I have a typed pointer, typed, that was initialized using pointer arithmetic to point to an object within an array. I also have a function that takes two pointer args, the 1st typed the same as the afore-mentioned pointer and the 2nd is void * (see myfunc() in the code below).

If I pass typed as the 1st argument and another pointer typed the same as typed as the 2nd argument, and then compare these for equality within the function, is that Undefined Behavior?

#include <stdio.h>

typedef struct S {int i; float f;} s;

void myfunc(s * a, void * b)
{
  if (a == b)  // <-------------------------------- is this UB?
    printf("the same\n");
}

int main()
{
  s myarray[] = {{7, 7.0}, {3, 3.0}};
  s * typed = myarray + 1;
  myfunc(typed, &(myarray[0]));

  return 0;
}

---

Update: Ok, so I come back a day after posting my question above and there are two great answers (thanks both to @SouravGhosh and @dbush). One came in earlier than the other by less than a minute (!) but from the looks of the comments on the 1st one, the answer was initially wrong and only corrected after the 2nd answer was posted. Which one do I accept? Is there a protocol for accepting one answer over the other in this case?

Answer 1

This comparison is well defined.

When a void * is compared against another pointer type via ==, the other pointer is converted to void *.
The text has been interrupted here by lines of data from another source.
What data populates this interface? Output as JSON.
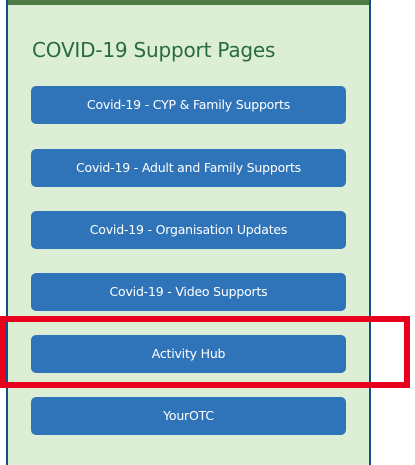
{
  "panel": {
    "title": "COVID-19 Support Pages"
  },
  "buttons": [
    {
      "label": "Covid-19 - CYP & Family Supports"
    },
    {
      "label": "Covid-19 - Adult and Family Supports"
    },
    {
      "label": "Covid-19 - Organisation Updates"
    },
    {
      "label": "Covid-19 - Video Supports"
    },
    {
      "label": "Activity Hub",
      "highlighted": true
    },
    {
      "label": "YourOTC"
    }
  ],
  "colors": {
    "panel_background": "#dcefd6",
    "panel_border": "#0d4f86",
    "top_bar": "#4d7a45",
    "title_text": "#2a6b3d",
    "button_background": "#2f73b9",
    "button_text": "#ffffff",
    "highlight": "#e8001c"
  }
}
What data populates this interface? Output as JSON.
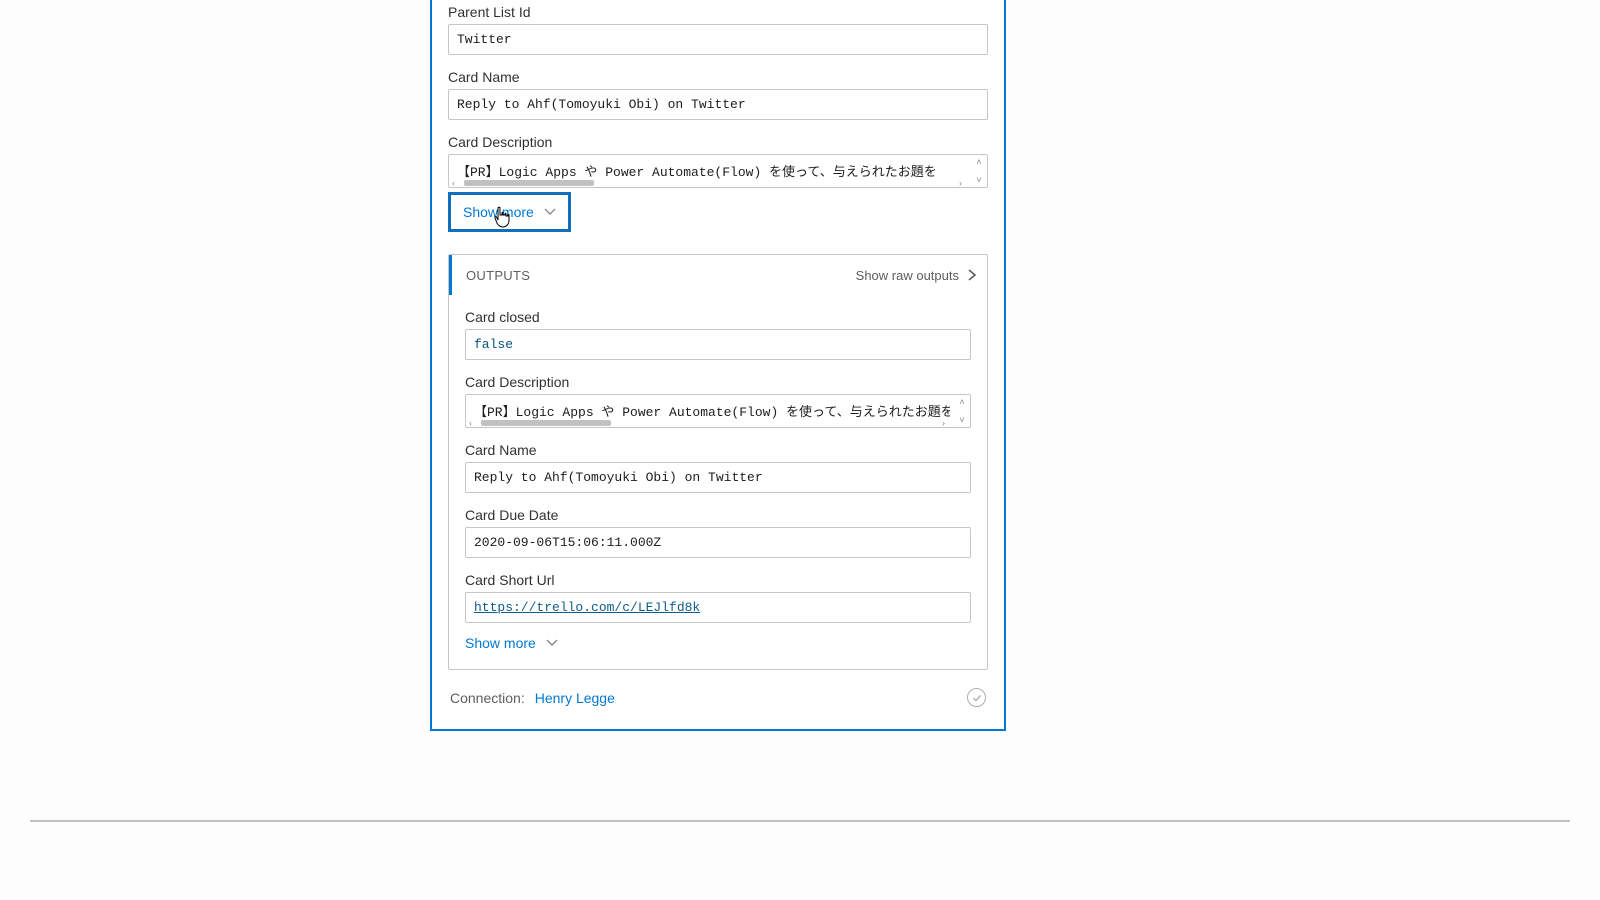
{
  "inputs": {
    "parent_list_id": {
      "label": "Parent List Id",
      "value": "Twitter"
    },
    "card_name": {
      "label": "Card Name",
      "value": "Reply to Ahf(Tomoyuki Obi) on Twitter"
    },
    "card_description": {
      "label": "Card Description",
      "value": "【PR】Logic Apps や Power Automate(Flow) を使って、与えられたお題を"
    },
    "show_more": "Show more"
  },
  "outputs": {
    "title": "OUTPUTS",
    "raw_link": "Show raw outputs",
    "card_closed": {
      "label": "Card closed",
      "value": "false"
    },
    "card_description": {
      "label": "Card Description",
      "value": "【PR】Logic Apps や Power Automate(Flow) を使って、与えられたお題を"
    },
    "card_name": {
      "label": "Card Name",
      "value": "Reply to Ahf(Tomoyuki Obi) on Twitter"
    },
    "card_due_date": {
      "label": "Card Due Date",
      "value": "2020-09-06T15:06:11.000Z"
    },
    "card_short_url": {
      "label": "Card Short Url",
      "value": "https://trello.com/c/LEJlfd8k"
    },
    "show_more": "Show more"
  },
  "connection": {
    "label": "Connection:",
    "name": "Henry Legge"
  }
}
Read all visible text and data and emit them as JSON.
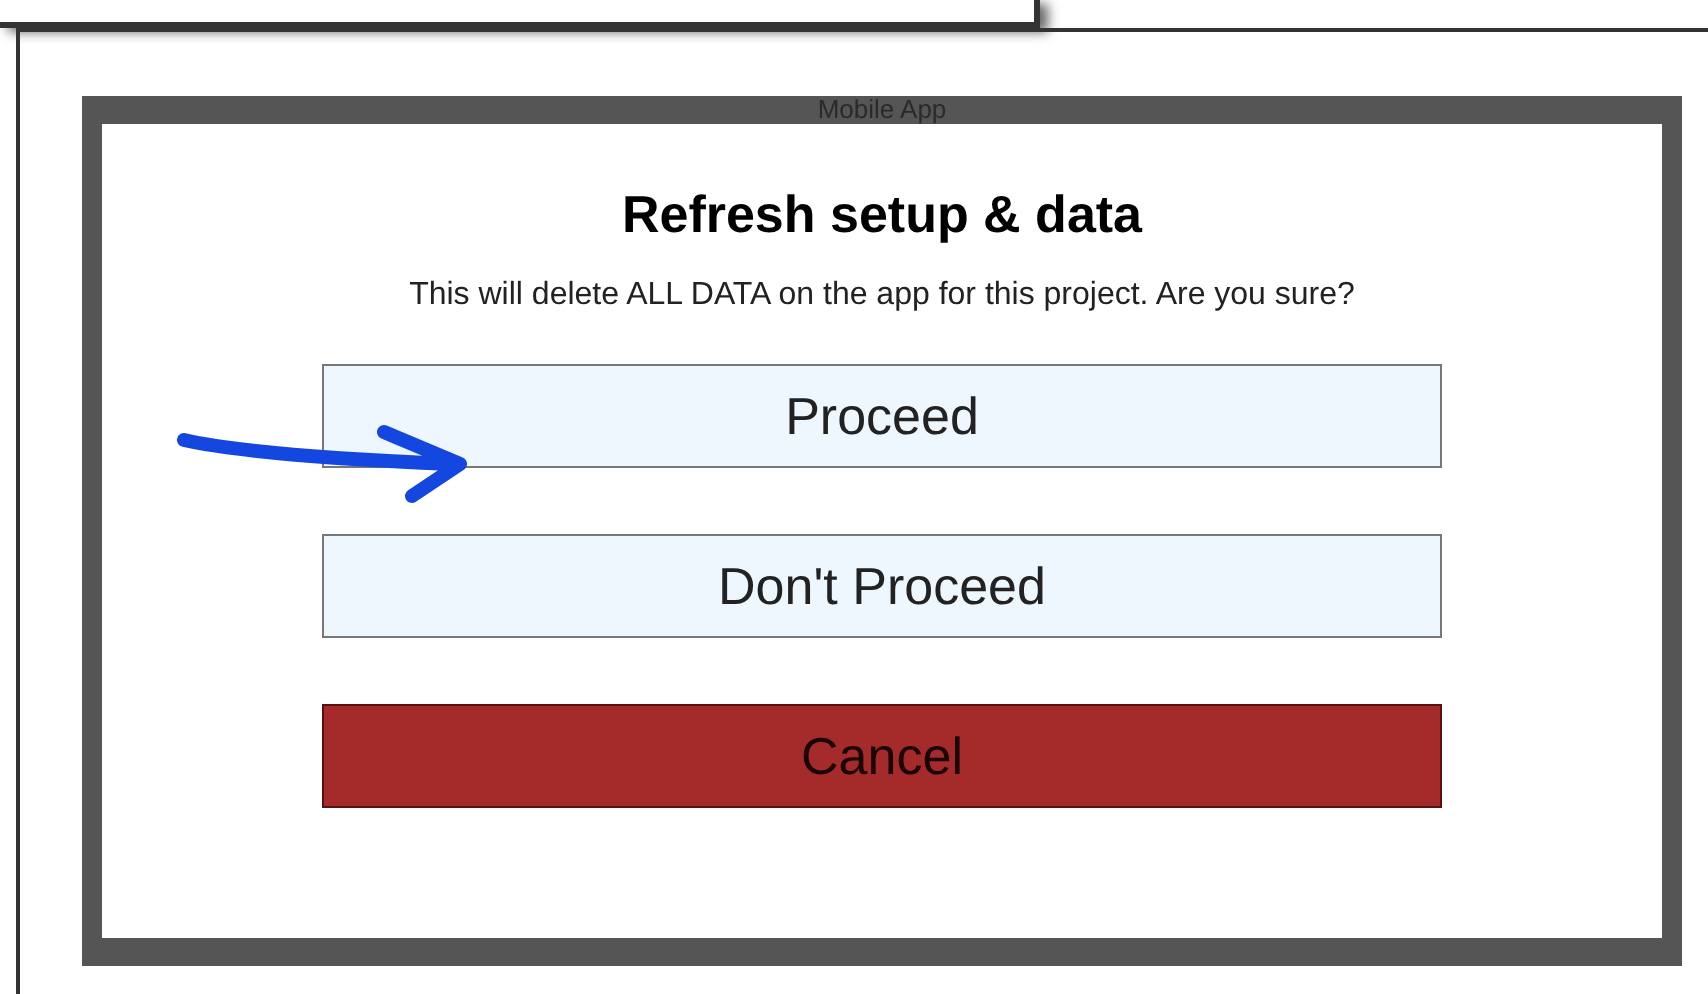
{
  "window": {
    "title": "Mobile App"
  },
  "dialog": {
    "title": "Refresh setup & data",
    "message": "This will delete ALL DATA on the app for this project. Are you sure?",
    "buttons": [
      {
        "label": "Proceed",
        "kind": "default"
      },
      {
        "label": "Don't Proceed",
        "kind": "default"
      },
      {
        "label": "Cancel",
        "kind": "danger"
      }
    ]
  }
}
Also, Section 6.5.9p6 of the C standard says the following regarding pointer comparisons with ==:

Two pointers compare equal if and only if both are null pointers, both are pointers to the same object (including a pointer to an object and a subobject at its beginning) or function,both are pointers to one past the last element of the same array object, or one is a pointer to one past the end of one array object and the other is a pointer to the start of a different array object that happens to immediately follow the first array object in the address space.
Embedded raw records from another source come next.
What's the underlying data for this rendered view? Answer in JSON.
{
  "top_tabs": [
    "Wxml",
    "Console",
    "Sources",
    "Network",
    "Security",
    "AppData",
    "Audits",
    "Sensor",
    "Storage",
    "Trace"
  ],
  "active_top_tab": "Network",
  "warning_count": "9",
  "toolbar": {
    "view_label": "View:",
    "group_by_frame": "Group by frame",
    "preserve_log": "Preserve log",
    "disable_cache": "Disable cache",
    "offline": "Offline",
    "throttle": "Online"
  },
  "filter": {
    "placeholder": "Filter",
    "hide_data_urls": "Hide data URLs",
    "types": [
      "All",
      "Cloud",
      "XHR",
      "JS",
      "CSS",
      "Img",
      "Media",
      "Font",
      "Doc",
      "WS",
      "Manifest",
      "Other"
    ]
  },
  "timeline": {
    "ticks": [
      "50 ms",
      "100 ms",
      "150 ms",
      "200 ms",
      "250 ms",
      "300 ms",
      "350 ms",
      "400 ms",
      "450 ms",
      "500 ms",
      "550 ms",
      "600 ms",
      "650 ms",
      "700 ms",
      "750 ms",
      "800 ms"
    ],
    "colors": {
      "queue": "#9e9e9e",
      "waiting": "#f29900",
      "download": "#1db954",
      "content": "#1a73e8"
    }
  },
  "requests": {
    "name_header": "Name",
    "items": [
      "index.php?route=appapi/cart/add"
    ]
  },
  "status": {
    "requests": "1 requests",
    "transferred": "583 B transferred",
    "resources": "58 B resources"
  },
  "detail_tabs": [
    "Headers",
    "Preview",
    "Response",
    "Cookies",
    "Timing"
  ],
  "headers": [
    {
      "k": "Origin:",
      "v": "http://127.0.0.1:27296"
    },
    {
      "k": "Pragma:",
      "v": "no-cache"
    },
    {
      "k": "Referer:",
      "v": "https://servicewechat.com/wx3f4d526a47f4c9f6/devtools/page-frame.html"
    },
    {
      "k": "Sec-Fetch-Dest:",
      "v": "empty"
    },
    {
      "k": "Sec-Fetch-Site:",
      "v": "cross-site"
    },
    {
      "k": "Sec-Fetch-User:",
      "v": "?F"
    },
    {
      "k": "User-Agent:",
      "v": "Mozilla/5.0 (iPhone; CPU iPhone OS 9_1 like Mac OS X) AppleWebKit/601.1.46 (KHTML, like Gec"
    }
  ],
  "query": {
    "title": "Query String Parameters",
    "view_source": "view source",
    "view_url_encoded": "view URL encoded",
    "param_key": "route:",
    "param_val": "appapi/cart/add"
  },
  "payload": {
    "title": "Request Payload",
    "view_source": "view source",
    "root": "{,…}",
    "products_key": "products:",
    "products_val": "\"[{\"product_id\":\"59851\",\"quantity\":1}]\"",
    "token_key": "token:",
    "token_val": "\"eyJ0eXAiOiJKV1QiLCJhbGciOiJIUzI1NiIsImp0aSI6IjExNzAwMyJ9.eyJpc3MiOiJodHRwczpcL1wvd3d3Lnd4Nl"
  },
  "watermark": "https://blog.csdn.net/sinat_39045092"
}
There is no mention here of undefined behavior.

Answer 2

No, this is not undefined behaviour. This is allowed and explicitly defined in the spec for equality operator constraints. Quoting C11, chapter 6.5.9

one operand is a pointer to an object type and the other is a pointer to a qualified or unqualified version of void;

and from paragraph 5 of same chapter

[...] If one operand is a pointer to an object type and the other is a pointer to a qualified or unqualified version of void, the former is converted to the type of the latter.